Di McIntyre’s comments in support of the National Health Insurance (NHI) system (‘We can build NHI, and we should’, Sunday Times, 25 August) are a mix of snide insults to the ‘privileged’, false claims about NHI benefits and costs, and blithe assumptions about how ‘vigilance’ can safeguard the new system from corruption. Her assertions are also misguided. On the contrary:
The NHI is not needed to achieve universal health coverage (UHC). Instead, this requires much more efficiency and accountability in public healthcare. It also needs increased access to private care, to be achieved by allowing low-cost medical schemes and empowering poor households to access these via tax-funded health vouchers.
Major additional taxes (at least a 3% payroll tax, a 3% surcharge on income tax, and a 20% VAT rate) will be required at the start, and are likely to increase as the population expands. Medical scheme members may pay just as much in increased taxes as they do now for their monthly contributions, while the benefits they receive are likely to be less. In addition, high contributions could instead be reduced by allowing low-cost medical schemes and introducing compulsory enrolment for all formal employees, which would spread risks and further bring down contributions.
There will be no major cost savings from ‘strategic’ NHI purchasing. Instead, comprehensive state controls will rule out competition and innovation, while the purchase of every item needed for 59 million (and more) South Africans will be subject to escalating BEE requirements. Yet already these rules taint some 40% of state procurement with fraud and inflated prices. Increasingly, they also spawn violence and intimidation by those demanding ‘their’ 30% ‘share’ of sub-contracts.
Tens of thousands of deployed cadres will be needed to implement all the NHI’s controls, even with a simplified payment structure for health professionals (lump sums instead of the fee-for-service system). Many bureaucrats will be needed to certify and accredit all health facilities and professionals every five years. Many more cadres will be required for the annual setting, evaluation, and resetting of NHI controls over medicines, products, and technologies and their recommended prices. More still will be needed to staff NHI sub-units, advisory committees, and governance structures, along with health management offices in all municipal districts and primary contracting units in all sub-districts.
The NHI is likely to fuel an exodus of health professionals and others with scarce skills. This will lengthen treatment waiting times, while crippling growth, reducing tax revenues, and constraining state spending in every sphere.
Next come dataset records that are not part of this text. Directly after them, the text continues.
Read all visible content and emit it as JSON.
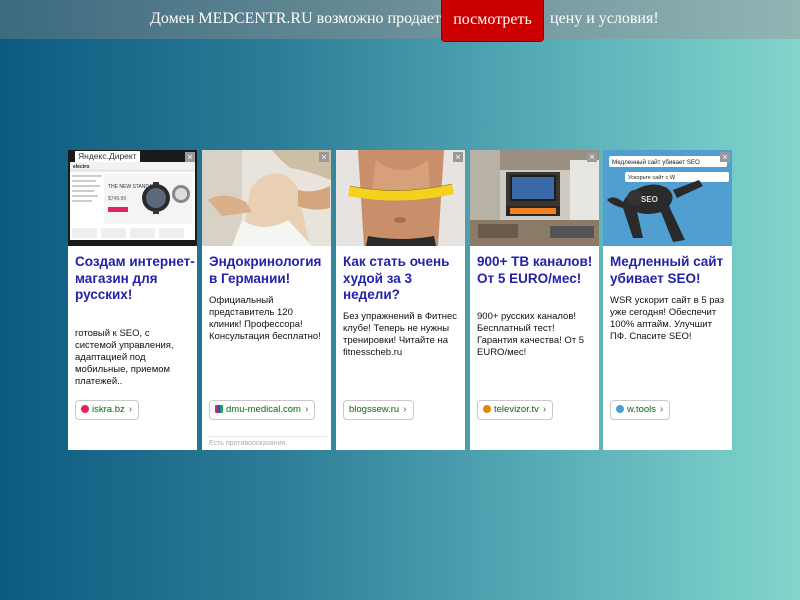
{
  "topbar": {
    "text_before": "Домен MEDCENTR.RU возможно продается,",
    "button_label": "посмотреть",
    "text_after": "цену и условия!"
  },
  "ads": {
    "label": "Яндекс.Директ",
    "close_glyph": "×",
    "cards": [
      {
        "title": "Создам интернет-магазин для русских!",
        "description": "готовый к SEO, с системой управления, адаптацией под мобильные, приемом платежей..",
        "domain": "iskra.bz",
        "favicon_color": "#e0245e"
      },
      {
        "title": "Эндокринология в Германии!",
        "description": "Официальный представитель 120 клиник! Профессора! Консультация бесплатно!",
        "domain": "dmu-medical.com",
        "favicon_color": "#3355cc",
        "footnote": "Есть противопоказания."
      },
      {
        "title": "Как стать очень худой за 3 недели?",
        "description": "Без упражнений в Фитнес клубе! Теперь не нужны тренировки! Читайте на fitnesscheb.ru",
        "domain": "blogssew.ru"
      },
      {
        "title": "900+ ТВ каналов! От 5 EURO/мес!",
        "description": "900+ русских каналов! Бесплатный тест! Гарантия качества! От 5 EURO/мес!",
        "domain": "televizor.tv",
        "favicon_color": "#e08a00"
      },
      {
        "title": "Медленный сайт убивает SEO!",
        "description": "WSR ускорит сайт в 5 раз уже сегодня! Обеспечит 100% аптайм. Улучшит ПФ. Спасите SEO!",
        "domain": "w.tools",
        "favicon_color": "#4aa0d0",
        "banner_text_1": "Медленный сайт убивает SEO",
        "banner_text_2": "Ускорьте сайт с W"
      }
    ],
    "shop_banner": {
      "brand": "electro",
      "headline": "THE NEW STANDARD",
      "price": "$749.99"
    }
  }
}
Instead of benefiting from the NHI, the poor will suffer the most from the resulting malaise.
In addition, the ‘vigilance’ for which McIntyre calls has not prevented a massive waste and/or looting of tax revenues through cadre deployment, BEE procurement, and a narrower ‘Zupta’ type of state capture. ‘Collapsing’ all medical schemes into ‘a single state-run medical aid’ (as former health minister Dr Aaron Motsoaledi recommends) – and then giving the state the power to control every aspect of healthcare – will simply expand the opportunities for capturing and looting all the NHI’s new entities.
To endorse the NHI proposal, thus, is to confirm that the key lessons of ‘how the state was allowed to be captured’ (to cite McIntyre’s words) have yet to be learnt.